What really goes on in somebody else’s mind? At best we can guess, and when that person’s been dead for a long time that guessing involves some reasoned speculation. I enjoyed Jeffrey Rubin-Dorsky’s reasoned speculation in Adrift in the Old World: The Psychological Pilgrimage of Washington Irving. The book itself is a few decades old now, but it does raise many relevant issues. For me personally, it was, in parts, like reading my own psychological profile. Irving is an interesting study. (Unlike me) he had early success as a writer but he was a continual self-doubter. He was also a poor investor, making money on his writing only to lose large sums investing in ventures that failed. He also had a sense of not belonging which would seem strange for a New Yorker today. Although he finally felt he fit in when he settled, as a famous writer, in Tarrytown, this book really only covers his European years.
While traveling for seventeen years in mainly Britain, France, Germany, and Spain, Irving wrote four very different “Sketch Books.” These weren’t really short stories as we’ve come to understand them, at least not always, but they affirmed his place in the literary firmament. Adrift in the Old World covers these four books while bringing incidental mention of several others into the picture. Irving must be a difficult writer to cover. He was not only prolific, but he wrote about diverse topics and sometimes at great length. Of course, he was trying to make a living as a writer and people in those days had more time to read. Breaking out a set of only four of his books makes this more digestible.

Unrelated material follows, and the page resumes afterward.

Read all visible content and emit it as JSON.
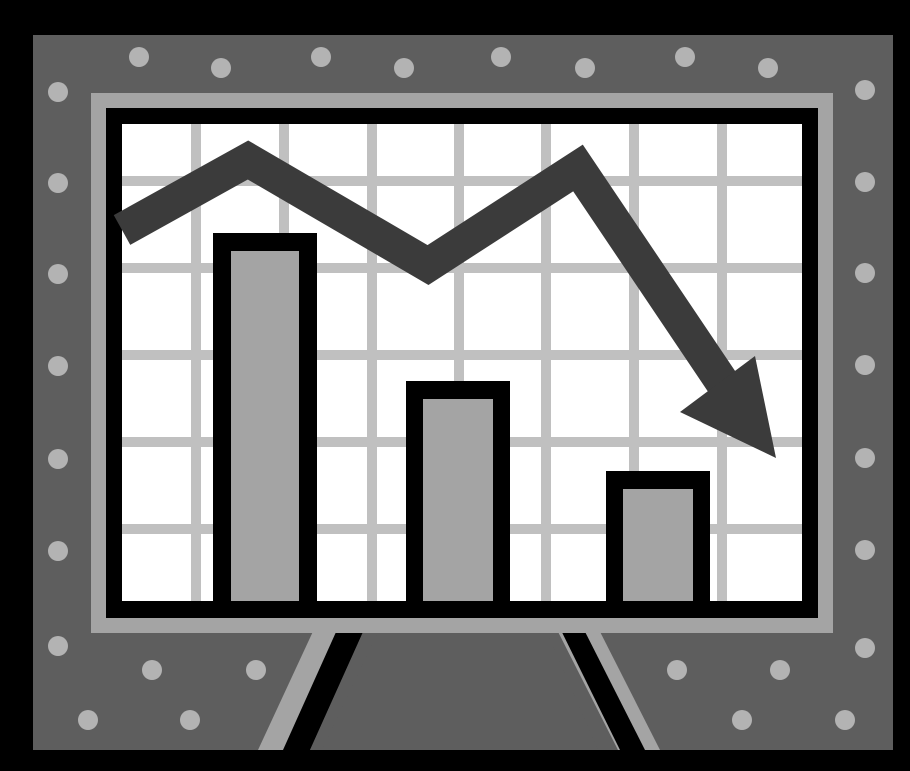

Even though I learned a lot from this book, it wasn’t always easy reading. It gets a bit academic in parts and the paragraphs are far too long. Still, there’s good information here. I’ve been trying to wrap my head around Irving for some time now, as a glance at the books I’ve covered recently ought to suggest. Although he’s not ignored by literary scholars, there aren’t many general interest books written on him. There are other writers that more capture the modern imagination. Still, literary history of the early United States is a fascinating venture in its own right. For those who like to try to figure out what other people are thinking (and I have to admit to that avocation) this is a good entryway into what may have been the mental world of Washington Irving.